Jesus was in the area of Tyre and Sidon, a coastal region in extreme northeastern Galilee (Matthew 15:21) when a Canaanite woman came to Him with a request to heal her demon-possessed daughter. For a while, Jesus did not respond to the woman’s entreaties, and she followed Him and continued to beg for mercy. Finally, the disciples, feeling that the woman was a nuisance, asked Jesus to send her away. Then Jesus said, “I was not sent except to the lost sheep of the house of Israel” (Matthew 15:24).
We should understand Jesus’ words here not as an outright rejection of the Gentiles—moments later, He heals the woman’s daughter (Matthew 15:28)—but as a fulfillment of prophecy, a setting of priorities, and a test of the woman’s faith.
In Jeremiah 50:6, God calls Israel His people and “lost sheep.” The Messiah, spoken of throughout the Old Testament, was seen as the one who would gather these “lost sheep” (Ezekiel 34:23-24; Micah 5:4-5). When Jesus presented Himself as a shepherd to Israel, He was claiming to be the fulfillment of Messianic prophecy (Mark 6:34, 14:27; John 10:11-16; see also Hebrews 13:20; 1 Peter 5:4; and Revelation 7:17).

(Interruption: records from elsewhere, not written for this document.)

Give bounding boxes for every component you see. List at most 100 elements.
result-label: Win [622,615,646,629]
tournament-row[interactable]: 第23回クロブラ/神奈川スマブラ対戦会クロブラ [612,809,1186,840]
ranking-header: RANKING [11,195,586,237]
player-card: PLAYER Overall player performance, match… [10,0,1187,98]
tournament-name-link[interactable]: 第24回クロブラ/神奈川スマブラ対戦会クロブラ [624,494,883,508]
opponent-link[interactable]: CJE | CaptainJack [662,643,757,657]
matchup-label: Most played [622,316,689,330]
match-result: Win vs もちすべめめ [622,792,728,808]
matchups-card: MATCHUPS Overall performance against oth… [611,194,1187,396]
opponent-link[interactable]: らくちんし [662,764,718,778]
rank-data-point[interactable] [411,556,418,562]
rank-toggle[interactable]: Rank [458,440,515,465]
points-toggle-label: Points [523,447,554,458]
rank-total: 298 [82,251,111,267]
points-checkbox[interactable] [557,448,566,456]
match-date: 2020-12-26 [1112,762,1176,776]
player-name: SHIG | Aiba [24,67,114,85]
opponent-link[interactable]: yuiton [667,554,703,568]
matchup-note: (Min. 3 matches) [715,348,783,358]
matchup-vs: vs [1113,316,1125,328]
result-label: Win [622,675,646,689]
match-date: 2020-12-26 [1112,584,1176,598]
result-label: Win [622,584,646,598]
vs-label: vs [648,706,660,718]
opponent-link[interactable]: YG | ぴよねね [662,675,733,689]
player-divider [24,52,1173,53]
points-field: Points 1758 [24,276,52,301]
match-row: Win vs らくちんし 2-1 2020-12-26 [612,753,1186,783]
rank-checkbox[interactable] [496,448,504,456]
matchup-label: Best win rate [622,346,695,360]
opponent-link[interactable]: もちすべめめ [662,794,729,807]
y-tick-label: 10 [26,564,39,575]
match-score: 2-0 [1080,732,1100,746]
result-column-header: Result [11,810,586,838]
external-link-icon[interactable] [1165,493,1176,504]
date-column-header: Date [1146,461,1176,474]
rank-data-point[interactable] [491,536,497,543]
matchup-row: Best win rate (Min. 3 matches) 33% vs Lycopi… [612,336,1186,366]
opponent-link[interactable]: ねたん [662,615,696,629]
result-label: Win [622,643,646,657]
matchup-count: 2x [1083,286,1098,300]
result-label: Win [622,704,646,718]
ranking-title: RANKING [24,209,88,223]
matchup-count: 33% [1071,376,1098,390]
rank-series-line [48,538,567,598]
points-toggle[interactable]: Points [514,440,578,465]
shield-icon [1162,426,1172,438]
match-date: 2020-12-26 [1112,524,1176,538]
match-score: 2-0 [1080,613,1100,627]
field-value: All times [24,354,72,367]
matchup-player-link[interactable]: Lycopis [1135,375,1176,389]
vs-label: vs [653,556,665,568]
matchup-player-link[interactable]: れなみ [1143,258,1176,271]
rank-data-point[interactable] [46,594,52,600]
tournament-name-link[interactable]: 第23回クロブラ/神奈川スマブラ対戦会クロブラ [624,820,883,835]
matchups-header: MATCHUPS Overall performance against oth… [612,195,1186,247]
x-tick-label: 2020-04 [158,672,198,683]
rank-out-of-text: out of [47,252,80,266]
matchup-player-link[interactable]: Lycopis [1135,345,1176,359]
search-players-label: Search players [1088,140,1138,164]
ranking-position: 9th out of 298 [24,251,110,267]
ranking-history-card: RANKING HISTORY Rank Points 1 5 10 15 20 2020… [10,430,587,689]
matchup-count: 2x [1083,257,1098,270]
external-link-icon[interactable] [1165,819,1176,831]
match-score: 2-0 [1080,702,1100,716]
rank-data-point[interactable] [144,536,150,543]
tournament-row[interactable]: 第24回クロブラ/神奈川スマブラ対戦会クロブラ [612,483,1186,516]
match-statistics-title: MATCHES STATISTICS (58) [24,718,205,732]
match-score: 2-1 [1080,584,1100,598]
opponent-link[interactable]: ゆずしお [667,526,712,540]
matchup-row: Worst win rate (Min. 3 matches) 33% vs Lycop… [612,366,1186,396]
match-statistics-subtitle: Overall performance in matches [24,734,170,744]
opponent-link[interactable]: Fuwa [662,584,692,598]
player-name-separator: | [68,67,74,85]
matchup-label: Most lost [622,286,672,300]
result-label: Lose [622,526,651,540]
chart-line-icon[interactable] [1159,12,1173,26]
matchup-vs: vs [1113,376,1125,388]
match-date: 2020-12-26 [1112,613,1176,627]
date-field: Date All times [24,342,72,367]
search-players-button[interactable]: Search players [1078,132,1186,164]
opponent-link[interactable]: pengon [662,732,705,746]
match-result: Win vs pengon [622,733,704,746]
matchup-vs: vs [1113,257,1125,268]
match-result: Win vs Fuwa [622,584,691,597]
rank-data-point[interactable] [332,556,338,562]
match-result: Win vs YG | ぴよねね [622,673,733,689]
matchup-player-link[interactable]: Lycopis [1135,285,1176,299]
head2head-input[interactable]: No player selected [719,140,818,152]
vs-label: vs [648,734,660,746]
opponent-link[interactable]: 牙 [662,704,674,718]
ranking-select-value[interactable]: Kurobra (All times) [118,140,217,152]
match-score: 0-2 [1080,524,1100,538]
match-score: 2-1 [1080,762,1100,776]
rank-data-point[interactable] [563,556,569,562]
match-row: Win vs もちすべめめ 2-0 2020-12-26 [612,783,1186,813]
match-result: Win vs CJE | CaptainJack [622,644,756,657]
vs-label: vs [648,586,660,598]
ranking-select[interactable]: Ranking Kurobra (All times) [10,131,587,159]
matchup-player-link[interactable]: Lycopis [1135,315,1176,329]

Jesus’ words to the Canaanite woman also show an awareness of Israel’s place in God’s plan of salvation. God revealed through Moses that the children of Israel were “a holy people to the LORD . . . chosen . . . a special treasure above all the peoples on the face of the earth” (Deuteronomy 7:6). It was through the Jews that God issued His Law, preserved His Word, and sent His Son. This is why, elsewhere, Jesus tells a Samaritan that “salvation is of the Jews” (John 4:22). In Matthew 15, when the Jewish Messiah says that He was sent to “the house of Israel,” He is simply connecting His presence with God’s purpose in Old Testament history. Christ was “born under the law, to redeem those who were under the law” (Galatians 4:4-5).
Every ministry must have priorities, and Christ’s ministry was no exception. When Jesus sent His disciples to preach the good news of the kingdom, He expressly told them, “Do not go into the way of the Gentiles, and do not enter a city of the Samaritans. But go rather to the lost sheep of the house of Israel” (Matthew 10:5-6). Jesus did not forbid their preaching to all Gentiles; He did, however, narrow their focus to the areas which should be most receptive—those who knew the Law and were expecting the Messiah. Paul, in his missionary journeys, followed the same priority of preaching to the Jews first (Romans 1:16).
Finally, Jesus’ words to the Canaanite woman served as a test of her faith. She came to Jesus believing that He was the “Lord,” the “Son of David,” and the giver of mercy (Matthew 15:22). His delayed answer and seemingly exclusionary statement brought from her a further, passionate, public expression of her faith in His unlimited power (Matthew 15:27).
This act of compassion and healing of a Gentile is a beautiful picture of Christ’s ministry to the whole world—the Jewish Messiah is also the Savior of all who will believe (Matthew 28:19; John 10:16; Acts 10:34-36; Revelation 5:9).